The reader is greeted in the opening chapter by a whistle-stop tour of the history of space flight. Gerardi’s experience as a copywriter and communicator imbues the text with an urgency and personality that bubbles throughout the book. It is subtitled “a beginner’s guide” but even the most seasoned space reader will find nuggets in this opening chapter, which is set up to deliver the reader to where the industry is now. But it is Gerardi’s experience and insight into the space exploration of today, and tomorrow, which really set this book apart.

Gerardi conducts bioastronautics research and spacesuit evaluation in microgravity with the “Polar Suborbital Science in the Upper Mesosphere” Project PoSSUM – the first crewed suborbital research programme. Having previously worked in business development, she now also serves in an advisory role to Masten Space Systems, an aerospace-manufacturing start-up company in Mojave, California. Indeed, NASA is set to pay Masten $75.9m for the company to build and launch a lander called XL-1. It will take NASA and other customer payloads to the south pole of the Moon, in a mission scheduled for late 2022.

Gerardi recounts her experiences as part of the 149th crew rotation of the Mars Desert Research Station, a simulated Mars analogue habitat owned and operated by the Mars Society. She also talks about her numerous parabolic flights as a Suited Test Subject, flying fully pressurized in a spacesuit while carrying out microgravity experiments on fluid configuration, solid body rotation and biometrics. Gerardi’s sense of humour and passion are evident throughout, along with an interest in science fiction. Her excitement is palpable as she recounts the time when Lucasfilm turned up at Masten Space Systems to record its rocket engine sounds to use in Star Wars: Episode VII – the Force Awakens.

Gerardi’s broad and deep knowledge of the commercial space industry makes Not Necessarily Rocket Science a fascinating read, even for those for whom the words “thousands of followers on TikTok” are either meaningless or not really a selling point. Social media is often maligned, and often justifiably so, for its lack of depth or for celebrating the less salubrious aspects of humanity. Gerardi’s first foray into social-media success came as a teenager in the early days of YouTube. She filmed her father excitedly opening his Christmas present (an Xbox) and uploaded it to the then new but burgeoning video-sharing site. A family Christmas lunch later and the video had hundreds of thousands of views. These days, YouTube is awash with people unboxing tech items and make-up packages. That Gerardi turned her gaze (and those of her viewers) to science, engineering and space exploration is surely something to celebrate.

The mainstream media became aware of Gerardi when she was selected for the (now cancelled) Mars One project. The idea was to raise money from investors to send a mission to Mars with human occupants to establish a permanent base for humanity. The project was much maligned in the media and Gerardi appeared on a host of television and radio programmes to defend it. The chapters covering this experience in her book offer a fascinating insight into the process. Gerardi has a strained, if not broken, relationship with Mars One and regrets the media spotlight being on the foolishness of the idea rather than the exciting prospect of the possibilities of space flight. Her book turns the attention squarely in the right direction.

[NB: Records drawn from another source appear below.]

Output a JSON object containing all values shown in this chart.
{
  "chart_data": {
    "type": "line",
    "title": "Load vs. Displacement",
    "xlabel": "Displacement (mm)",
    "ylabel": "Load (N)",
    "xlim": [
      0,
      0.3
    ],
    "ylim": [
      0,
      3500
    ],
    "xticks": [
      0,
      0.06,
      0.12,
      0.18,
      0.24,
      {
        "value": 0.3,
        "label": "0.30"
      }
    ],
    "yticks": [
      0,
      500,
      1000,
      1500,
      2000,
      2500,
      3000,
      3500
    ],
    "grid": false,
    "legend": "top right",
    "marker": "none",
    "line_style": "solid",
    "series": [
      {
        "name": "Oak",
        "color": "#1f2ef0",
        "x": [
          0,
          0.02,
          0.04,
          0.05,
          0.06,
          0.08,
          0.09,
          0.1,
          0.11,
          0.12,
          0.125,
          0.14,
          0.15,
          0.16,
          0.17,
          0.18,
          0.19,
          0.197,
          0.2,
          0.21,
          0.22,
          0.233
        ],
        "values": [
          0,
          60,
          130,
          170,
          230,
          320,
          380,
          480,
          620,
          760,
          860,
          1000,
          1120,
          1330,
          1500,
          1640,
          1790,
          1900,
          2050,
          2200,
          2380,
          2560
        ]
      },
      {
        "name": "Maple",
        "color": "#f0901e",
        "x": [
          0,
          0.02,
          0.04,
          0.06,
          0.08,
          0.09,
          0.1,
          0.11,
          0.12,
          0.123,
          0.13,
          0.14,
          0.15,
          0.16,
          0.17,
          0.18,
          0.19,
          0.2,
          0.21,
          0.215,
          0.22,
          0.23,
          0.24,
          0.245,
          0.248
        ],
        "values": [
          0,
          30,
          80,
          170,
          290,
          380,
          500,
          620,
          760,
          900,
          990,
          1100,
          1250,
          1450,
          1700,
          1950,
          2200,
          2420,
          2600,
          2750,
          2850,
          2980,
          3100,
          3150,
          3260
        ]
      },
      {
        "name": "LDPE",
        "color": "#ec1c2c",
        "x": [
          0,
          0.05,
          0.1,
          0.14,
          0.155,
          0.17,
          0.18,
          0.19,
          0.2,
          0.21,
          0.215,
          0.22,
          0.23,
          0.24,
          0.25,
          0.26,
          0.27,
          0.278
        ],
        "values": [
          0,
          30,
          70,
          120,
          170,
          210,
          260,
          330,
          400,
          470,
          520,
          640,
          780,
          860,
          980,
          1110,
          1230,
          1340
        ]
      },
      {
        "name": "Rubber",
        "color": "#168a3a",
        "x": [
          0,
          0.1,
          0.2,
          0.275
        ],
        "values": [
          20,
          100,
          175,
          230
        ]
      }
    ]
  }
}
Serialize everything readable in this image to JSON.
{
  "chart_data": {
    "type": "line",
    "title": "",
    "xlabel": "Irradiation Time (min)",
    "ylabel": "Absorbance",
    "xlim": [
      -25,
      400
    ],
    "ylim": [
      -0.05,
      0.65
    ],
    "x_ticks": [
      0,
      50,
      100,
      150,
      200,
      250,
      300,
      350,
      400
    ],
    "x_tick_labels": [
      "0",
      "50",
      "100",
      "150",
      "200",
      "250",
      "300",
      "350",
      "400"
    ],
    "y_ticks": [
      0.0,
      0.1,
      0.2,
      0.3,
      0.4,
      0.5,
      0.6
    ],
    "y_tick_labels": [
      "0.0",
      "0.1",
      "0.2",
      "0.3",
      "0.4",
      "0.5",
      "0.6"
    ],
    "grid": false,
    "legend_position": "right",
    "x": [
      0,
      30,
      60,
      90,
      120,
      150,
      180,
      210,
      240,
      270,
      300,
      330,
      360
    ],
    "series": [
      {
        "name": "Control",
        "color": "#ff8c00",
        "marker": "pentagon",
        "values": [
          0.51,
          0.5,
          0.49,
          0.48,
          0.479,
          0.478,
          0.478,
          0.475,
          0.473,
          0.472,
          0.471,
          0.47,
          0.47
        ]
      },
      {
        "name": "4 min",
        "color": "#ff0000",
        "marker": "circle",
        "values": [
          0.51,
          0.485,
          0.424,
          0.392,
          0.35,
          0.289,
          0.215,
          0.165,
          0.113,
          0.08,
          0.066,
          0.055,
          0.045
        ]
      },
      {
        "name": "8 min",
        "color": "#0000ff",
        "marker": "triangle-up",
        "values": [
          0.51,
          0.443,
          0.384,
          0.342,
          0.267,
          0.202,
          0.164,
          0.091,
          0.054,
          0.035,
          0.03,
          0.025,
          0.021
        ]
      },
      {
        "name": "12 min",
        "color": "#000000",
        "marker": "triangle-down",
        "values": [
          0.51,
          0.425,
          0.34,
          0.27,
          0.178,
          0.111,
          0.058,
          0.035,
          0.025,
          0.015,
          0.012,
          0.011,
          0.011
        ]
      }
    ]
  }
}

Space is no longer the preserve of all-male, all-white flight test pilots or people with PhDs in orbital mechanics

If we truly are in the Space Age then the next steps for space exploration include space tourism with Virgin Galactic and others. With that comes the need for baristas, chefs, guides and more. Space is no longer the preserve of all-male, all-white flight test pilots or people with PhDs in orbital mechanics. Space exploration will be covered by social-media stars and, in the right hands, could reach perhaps even more of humanity than those pictures of the Apollo missions did over 50 years ago. It would be something of a tragedy if the science and engineering of those missions were lost to the vacuities of social media and it is something of a relief that there are social-media stars with a depth of passion and understanding like that of Kellie Gerardi.